Les Suisses ont confiance dans leur système de prévoyance, révèle une grande enquête réalisée par AXA Winterthur. Mais ils aimeraient arrêter de travailler plus tôt: 80% des actifs nourrissent en effet l’espoir de prendre leur retraite une année ou deux plus tôt.
Plus ils sont jeunes, plus ils souhaitent anticiper ce départ: de préférence dès 60 ans plutôt qu’à 62 ans, la moyenne actuelle en Suisse, indiquent les résultats de l’enquête publiée mercredi. En revanche, celle-ci montre que les retraités helvétiques auraient préféré eux, avec le recul, mettre un terme à leur carrière professionnelle un an plus tard.

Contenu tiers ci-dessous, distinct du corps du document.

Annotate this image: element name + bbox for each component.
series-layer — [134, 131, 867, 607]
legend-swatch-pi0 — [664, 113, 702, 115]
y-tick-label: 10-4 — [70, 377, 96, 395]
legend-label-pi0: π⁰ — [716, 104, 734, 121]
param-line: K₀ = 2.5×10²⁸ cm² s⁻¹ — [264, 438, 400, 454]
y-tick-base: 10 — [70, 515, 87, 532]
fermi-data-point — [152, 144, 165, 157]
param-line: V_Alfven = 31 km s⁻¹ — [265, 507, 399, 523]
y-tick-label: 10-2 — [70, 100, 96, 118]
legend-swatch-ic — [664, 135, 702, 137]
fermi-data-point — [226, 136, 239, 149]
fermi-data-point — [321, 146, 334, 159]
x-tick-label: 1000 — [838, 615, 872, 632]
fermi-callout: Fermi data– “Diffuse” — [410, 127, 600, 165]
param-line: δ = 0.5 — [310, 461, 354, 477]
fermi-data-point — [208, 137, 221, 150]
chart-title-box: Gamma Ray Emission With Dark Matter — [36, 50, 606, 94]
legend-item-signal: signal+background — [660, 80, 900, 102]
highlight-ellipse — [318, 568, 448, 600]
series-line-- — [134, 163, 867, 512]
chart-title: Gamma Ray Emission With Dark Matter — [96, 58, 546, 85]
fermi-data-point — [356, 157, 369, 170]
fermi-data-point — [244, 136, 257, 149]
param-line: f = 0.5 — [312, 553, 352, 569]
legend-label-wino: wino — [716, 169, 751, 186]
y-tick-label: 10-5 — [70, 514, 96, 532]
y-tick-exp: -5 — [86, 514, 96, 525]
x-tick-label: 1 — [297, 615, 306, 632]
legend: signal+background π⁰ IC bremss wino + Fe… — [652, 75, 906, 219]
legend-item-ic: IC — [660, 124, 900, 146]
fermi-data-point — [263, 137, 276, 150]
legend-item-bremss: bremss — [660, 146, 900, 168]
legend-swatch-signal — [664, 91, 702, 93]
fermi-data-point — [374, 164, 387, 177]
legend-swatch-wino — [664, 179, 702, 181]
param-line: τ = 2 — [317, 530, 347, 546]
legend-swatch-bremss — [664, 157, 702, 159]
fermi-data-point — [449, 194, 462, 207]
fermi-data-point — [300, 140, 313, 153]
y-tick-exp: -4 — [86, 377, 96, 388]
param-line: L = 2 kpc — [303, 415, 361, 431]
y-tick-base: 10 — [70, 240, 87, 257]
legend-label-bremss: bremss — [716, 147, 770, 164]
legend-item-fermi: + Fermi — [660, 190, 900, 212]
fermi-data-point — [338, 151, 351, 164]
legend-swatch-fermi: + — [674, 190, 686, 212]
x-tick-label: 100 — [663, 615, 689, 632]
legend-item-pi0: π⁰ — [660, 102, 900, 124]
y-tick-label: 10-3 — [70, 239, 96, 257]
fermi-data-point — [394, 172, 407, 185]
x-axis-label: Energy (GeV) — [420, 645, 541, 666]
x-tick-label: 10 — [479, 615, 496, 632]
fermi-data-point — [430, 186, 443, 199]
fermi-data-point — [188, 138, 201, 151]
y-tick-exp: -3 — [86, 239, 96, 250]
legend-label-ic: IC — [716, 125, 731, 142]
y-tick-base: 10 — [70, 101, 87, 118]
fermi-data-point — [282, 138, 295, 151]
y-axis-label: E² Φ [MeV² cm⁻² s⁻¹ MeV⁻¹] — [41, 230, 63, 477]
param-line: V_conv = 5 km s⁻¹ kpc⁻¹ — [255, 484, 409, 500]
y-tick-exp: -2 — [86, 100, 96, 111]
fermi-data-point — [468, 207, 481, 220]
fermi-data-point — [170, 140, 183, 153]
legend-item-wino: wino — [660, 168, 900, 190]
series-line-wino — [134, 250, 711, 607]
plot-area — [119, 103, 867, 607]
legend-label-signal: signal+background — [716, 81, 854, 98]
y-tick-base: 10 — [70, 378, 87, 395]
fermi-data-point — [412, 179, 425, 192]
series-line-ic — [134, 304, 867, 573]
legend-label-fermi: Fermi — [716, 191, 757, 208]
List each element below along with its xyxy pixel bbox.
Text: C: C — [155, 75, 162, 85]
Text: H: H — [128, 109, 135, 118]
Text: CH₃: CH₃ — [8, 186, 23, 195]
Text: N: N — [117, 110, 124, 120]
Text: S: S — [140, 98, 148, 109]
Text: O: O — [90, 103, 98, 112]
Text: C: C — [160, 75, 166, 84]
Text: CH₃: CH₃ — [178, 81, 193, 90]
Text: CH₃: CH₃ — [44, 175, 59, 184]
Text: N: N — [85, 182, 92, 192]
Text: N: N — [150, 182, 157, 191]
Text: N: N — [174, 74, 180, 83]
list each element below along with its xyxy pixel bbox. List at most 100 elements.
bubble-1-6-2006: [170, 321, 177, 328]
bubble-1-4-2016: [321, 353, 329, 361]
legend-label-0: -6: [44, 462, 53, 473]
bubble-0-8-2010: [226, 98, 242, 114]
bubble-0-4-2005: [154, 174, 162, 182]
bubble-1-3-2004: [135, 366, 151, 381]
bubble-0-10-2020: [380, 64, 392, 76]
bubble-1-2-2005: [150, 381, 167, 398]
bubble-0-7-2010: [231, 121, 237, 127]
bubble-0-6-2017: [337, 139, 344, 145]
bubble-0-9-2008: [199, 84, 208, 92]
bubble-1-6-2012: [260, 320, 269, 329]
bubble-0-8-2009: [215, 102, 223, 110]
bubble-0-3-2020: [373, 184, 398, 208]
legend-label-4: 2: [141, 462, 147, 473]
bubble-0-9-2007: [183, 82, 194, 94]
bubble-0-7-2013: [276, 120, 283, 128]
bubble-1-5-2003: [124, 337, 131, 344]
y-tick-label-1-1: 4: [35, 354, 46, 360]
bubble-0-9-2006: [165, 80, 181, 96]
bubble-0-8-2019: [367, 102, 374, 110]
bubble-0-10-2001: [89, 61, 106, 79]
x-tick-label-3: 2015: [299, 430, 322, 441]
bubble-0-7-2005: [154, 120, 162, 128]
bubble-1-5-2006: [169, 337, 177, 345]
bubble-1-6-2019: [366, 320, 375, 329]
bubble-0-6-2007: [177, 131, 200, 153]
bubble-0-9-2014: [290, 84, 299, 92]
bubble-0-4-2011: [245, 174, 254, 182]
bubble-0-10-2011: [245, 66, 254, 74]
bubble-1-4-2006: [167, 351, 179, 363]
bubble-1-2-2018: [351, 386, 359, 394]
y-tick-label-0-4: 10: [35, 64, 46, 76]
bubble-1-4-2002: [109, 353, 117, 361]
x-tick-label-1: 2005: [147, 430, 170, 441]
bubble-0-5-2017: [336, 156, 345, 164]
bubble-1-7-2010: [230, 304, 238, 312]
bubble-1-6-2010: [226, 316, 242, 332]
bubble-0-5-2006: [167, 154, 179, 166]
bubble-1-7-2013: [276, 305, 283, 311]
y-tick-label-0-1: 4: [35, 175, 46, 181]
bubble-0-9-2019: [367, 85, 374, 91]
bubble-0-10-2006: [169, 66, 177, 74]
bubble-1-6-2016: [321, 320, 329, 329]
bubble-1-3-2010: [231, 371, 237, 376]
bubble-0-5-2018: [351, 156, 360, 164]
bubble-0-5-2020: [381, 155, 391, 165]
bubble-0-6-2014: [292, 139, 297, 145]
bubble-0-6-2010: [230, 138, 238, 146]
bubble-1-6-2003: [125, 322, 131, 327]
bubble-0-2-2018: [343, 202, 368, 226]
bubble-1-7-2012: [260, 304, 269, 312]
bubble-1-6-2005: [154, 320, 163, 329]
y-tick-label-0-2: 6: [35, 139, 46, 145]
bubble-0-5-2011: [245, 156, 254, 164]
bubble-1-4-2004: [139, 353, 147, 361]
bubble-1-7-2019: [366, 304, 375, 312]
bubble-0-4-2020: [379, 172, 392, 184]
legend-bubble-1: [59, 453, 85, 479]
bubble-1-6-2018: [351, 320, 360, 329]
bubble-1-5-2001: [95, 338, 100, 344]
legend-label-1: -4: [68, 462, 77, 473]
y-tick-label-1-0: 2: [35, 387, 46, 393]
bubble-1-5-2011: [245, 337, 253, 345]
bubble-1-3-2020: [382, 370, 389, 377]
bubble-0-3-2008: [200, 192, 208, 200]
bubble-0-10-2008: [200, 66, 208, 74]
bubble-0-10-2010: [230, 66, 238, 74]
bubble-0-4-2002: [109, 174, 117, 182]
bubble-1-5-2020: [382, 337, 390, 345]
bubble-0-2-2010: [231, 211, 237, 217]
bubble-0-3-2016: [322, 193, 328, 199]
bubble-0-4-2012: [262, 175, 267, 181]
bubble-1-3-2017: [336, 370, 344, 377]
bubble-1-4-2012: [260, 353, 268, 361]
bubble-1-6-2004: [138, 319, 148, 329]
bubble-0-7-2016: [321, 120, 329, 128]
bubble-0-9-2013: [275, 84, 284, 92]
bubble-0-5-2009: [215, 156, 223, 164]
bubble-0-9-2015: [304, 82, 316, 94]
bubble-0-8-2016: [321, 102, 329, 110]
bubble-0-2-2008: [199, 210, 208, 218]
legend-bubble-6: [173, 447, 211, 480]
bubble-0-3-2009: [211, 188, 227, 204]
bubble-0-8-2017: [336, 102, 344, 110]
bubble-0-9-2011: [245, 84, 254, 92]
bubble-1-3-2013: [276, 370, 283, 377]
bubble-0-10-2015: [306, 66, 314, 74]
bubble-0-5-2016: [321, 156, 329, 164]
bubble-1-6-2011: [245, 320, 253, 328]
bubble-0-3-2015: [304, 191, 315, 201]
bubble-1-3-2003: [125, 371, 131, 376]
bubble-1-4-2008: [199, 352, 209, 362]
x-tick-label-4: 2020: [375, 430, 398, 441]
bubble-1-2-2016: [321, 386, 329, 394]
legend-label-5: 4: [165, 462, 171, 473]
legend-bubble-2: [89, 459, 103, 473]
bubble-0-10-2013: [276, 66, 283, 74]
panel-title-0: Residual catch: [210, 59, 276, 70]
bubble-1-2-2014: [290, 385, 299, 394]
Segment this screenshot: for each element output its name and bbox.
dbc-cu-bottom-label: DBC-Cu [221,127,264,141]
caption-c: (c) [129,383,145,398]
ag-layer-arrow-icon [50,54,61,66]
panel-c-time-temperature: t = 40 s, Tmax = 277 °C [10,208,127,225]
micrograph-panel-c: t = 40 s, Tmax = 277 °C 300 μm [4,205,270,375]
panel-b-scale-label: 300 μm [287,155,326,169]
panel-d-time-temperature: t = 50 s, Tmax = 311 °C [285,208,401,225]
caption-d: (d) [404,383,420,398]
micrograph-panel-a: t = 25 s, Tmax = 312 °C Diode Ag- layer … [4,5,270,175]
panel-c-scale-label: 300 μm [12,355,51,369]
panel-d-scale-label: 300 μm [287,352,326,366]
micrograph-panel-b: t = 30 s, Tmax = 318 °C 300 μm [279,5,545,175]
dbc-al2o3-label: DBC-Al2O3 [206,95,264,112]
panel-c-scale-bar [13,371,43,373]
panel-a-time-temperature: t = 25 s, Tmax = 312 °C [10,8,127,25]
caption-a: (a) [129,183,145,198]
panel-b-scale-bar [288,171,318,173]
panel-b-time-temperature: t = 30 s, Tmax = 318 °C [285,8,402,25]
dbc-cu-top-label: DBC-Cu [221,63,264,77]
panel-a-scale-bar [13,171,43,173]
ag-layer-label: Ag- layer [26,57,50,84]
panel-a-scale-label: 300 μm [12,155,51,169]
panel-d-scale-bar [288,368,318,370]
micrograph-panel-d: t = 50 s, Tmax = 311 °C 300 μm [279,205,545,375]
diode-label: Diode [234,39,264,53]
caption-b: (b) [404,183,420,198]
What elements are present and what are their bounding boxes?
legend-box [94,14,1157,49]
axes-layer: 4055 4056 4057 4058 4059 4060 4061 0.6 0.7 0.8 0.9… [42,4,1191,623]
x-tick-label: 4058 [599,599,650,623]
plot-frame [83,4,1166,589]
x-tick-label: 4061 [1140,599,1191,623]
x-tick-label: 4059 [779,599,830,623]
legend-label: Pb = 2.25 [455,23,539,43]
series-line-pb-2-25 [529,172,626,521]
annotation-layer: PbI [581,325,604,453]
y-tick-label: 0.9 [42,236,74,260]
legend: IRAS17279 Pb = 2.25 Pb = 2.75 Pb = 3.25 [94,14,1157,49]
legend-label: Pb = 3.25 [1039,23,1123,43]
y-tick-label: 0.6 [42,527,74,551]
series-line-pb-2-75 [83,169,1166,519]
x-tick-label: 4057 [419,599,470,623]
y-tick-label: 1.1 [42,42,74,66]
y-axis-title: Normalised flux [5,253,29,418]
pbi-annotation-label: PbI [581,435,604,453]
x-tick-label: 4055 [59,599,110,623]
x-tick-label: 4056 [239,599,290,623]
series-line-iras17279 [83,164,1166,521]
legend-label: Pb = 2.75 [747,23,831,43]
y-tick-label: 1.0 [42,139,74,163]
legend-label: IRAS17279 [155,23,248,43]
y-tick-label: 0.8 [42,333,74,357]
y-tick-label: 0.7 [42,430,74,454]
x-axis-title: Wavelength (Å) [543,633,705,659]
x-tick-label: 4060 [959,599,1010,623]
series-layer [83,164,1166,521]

L’étude «Retirement Scope 2010» a été menée dans 25 pays par le Groupe AXA, auquel appartient AXA Winterthur. Elle est réalisée tous les deux ans. En Suisse, 1021 personnes y ont participé.
Elle dévoile aussi que pour 71% des personnes interrogées en Suisse, la retraite est l’occasion de se lancer dans une nouvelle activité; 63% y voient même la possibilité de donner une orientation différente à leur parcours professionnel ou de se mettre à leur compte.
Transformation du système
Une retraite, cela ne s’improvise pas: 87% des sondés estiment nécessaire de préparer financièrement cette vie de retraité. Mais seuls 41% déclarent avoir épargné en prévision de leurs vieux jours.
Actifs et retraités sont généralement satisfaits des perspectives qui s’offrent à eux pour la troisième phase de leur vie, montre aussi ce sondage: femmes et hommes envisagent la retraite avec une grande sérénité. Par rapport aux personnes interrogées dans d’autres pays, les Suisses considèrent que cette période sera davantage porteuse de promesses que de difficultés.
Par ailleurs, ils ont une grande confiance dans le système des trois piliers: 75% estiment qu’il leur procure une sécurité suffisante. Ce résultat est presque de 20 points supérieur à ce que les personnes interrogées en Allemagne, aux Etats-Unis ou en Italie ont déclaré au sujet de leur système de prévoyance respectif.
L’enquête montre enfin que les Helvètes s’attendent à ce que le système des trois piliers subisse une transformation. Selon eux, l’AVS - le 1er pilier - verra son importance diminuer, la prévoyance professionnelle - le 2e pilier - conservera sa dimension actuelle tandis que la prévoyance privée - le 3e pilier - sera amenée à jouer un rôle accru.